Sabtu, 12 Juni 2010

Anekdot Sufi 08 (NAFSU SUFI)

NAFSU SUFI

Rupanya di Jakarta ini banyak orang sedang bergelora memburu dunia Sufi, setelah dunia formal keagamaan mengalami jalan buntu membebaskan belenggu hawa nafsu mereka. Toh, di tengah-tengah kegersangan Jakarta, orang banyak yang mencari jalan Sufi, saking semangatnya lupa daratan.

Kenapa? Karena mereka sulit membedakan mana yang merupakan semangat nafsu dan mana yang semangat dan dorongan ruh suci. Contohnya?
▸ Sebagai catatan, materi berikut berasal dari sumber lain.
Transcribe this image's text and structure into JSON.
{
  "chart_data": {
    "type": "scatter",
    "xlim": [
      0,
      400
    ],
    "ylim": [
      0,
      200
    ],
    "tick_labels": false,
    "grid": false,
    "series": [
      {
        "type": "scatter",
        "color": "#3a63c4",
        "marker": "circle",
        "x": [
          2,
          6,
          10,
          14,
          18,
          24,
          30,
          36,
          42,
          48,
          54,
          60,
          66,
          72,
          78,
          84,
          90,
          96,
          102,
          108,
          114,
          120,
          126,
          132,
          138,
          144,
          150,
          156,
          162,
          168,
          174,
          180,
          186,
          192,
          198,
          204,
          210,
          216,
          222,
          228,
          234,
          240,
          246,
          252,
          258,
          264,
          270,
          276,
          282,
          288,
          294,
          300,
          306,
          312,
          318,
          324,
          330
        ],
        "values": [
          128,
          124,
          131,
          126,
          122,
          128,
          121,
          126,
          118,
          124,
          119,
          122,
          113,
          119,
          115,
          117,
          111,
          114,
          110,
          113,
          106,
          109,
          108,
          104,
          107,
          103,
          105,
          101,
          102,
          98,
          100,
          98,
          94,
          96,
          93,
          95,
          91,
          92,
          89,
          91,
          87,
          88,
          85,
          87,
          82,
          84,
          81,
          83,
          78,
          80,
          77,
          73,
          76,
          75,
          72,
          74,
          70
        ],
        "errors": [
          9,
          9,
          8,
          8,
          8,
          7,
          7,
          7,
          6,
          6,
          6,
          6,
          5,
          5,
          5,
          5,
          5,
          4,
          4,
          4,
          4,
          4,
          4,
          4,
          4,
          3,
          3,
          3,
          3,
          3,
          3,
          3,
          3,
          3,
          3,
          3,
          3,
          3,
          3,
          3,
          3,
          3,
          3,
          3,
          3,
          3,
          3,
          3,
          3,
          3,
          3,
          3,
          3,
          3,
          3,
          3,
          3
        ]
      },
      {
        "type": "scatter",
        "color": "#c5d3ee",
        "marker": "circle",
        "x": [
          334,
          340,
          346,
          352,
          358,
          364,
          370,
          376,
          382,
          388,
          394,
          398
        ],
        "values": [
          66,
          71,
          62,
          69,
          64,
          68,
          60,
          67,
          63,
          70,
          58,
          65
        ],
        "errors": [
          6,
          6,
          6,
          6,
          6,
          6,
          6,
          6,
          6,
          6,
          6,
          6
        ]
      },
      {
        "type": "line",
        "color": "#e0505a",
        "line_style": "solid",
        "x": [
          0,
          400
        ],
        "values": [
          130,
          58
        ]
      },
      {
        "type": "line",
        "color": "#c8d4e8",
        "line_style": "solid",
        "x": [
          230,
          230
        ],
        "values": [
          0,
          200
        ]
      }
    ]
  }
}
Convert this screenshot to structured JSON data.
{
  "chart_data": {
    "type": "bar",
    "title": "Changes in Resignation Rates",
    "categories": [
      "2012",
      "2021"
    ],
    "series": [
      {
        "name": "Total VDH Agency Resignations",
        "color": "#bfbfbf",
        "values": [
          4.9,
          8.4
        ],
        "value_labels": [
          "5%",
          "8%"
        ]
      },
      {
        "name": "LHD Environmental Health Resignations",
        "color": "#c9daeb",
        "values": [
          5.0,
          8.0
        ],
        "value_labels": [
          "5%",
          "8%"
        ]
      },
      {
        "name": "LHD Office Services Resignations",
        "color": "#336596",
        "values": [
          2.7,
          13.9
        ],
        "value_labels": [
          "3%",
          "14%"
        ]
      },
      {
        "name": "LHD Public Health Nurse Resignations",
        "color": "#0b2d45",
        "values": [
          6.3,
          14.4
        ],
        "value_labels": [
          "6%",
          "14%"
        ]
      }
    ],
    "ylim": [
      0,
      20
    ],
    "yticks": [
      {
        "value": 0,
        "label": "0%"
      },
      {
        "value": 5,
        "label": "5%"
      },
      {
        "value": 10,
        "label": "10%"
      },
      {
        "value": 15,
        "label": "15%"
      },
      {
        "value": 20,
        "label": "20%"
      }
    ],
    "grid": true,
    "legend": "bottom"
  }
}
Dibawah ini:
“Untuk apa saya mengikuti Thariqat sufi, saya sudah sampai kepada Tuhan, kok bertariqat segala…. Kalau berthariqat kan perlu Mursyid. Mursyid saya langsung Allah Ta’ala saja. Biar cepat dan langsung….”
“Wah hebat benar anda langsung online dengan Allah?”
“Iya dong, saya kan sudah ma’rifat. Anda belum. Masuklah... ikut dengan saya, kita bisa ma’rifat bareng-bareng…”
“Apakah anda sudah kenal Allah?”
“Hmmmm…pokoknya saya merasa sudah sampai kepada Allah…”
“Yang sudah sampai itu pikiran anda, akal anda, hati anda, atau sekadar kerinduan anda untuk bisa sampai?”
“Ya, saya nggak mau belit-belit seperti anda. Saya mau langsung saja, dan biar Allah yang mengajar saya…”
“Bagaimana mungkin anda bisa membedakan itu Allah dan itu Iblis?”
“Lhah. Nggak tahu ya? Masak Iblis juga bisa mengaku-aku sebagai Allah?”
“Bisa donk. Wong Iblis itu memiliki kekuasaan tipudaya yang luar biasa, termasuk mengaku sebagai allah…”
“Lalu apa yang mendorong saya untuk sampai kepada Allah selama ini? Masak Iblis?”
“Bukan Iblis yang mendorong. Tapi ketika Iblis tahu anda terdorong ke sana, ia pasti membonceng anda…”
“Bagaimana donk…kalau begitu?”
“Begini saja. Syekh Abdul Qadir Jilany yang dahsyat di Mata Allah saja bermursyid, masak anda bisa terbang ke Arasy sana tanpa Mursyid. Kalau Imam Ghazali saja bermursyid, Junaid al-Bahgdady saja bermursyid, para Khulafaur-Rasyidin saja bermursyid, alangkah sombongnya intelektual anda untuk tidak bermursyid?”
“Kenapa anda mengatakan saya sombong?”
“Karena anda telah terjebak oleh nafsu anda. Nafsu merasa sudah paling dekat dengan Allah seperti Iblis dulu, sampai akhirnya ia menolak bersujud pada Adam As… Itu karena ada hijab formalisme yang membungkus hati anda, sehingga anda menduga sudah dekat dengan Allah padahal dugaan itu hanyalah imajinasi produk dari pabrik kesombongan.
Nah… looo….nah…loooo…”
Orang itu terdiam antara ingin mempertahankan keyakinannya yang salah atas faham yang salah, lalu salah faham atas informasi dunia Ilahi. Wallahu A’lam.
Tipis sekali batas antara syurga dan neraka, lebih tipis dibanding rambut dibelah tujuh. Tipis sekali batas hawa nafsu dan cahaya ruhani, lebih tipis dari perasaan-perasaan dan dugaan.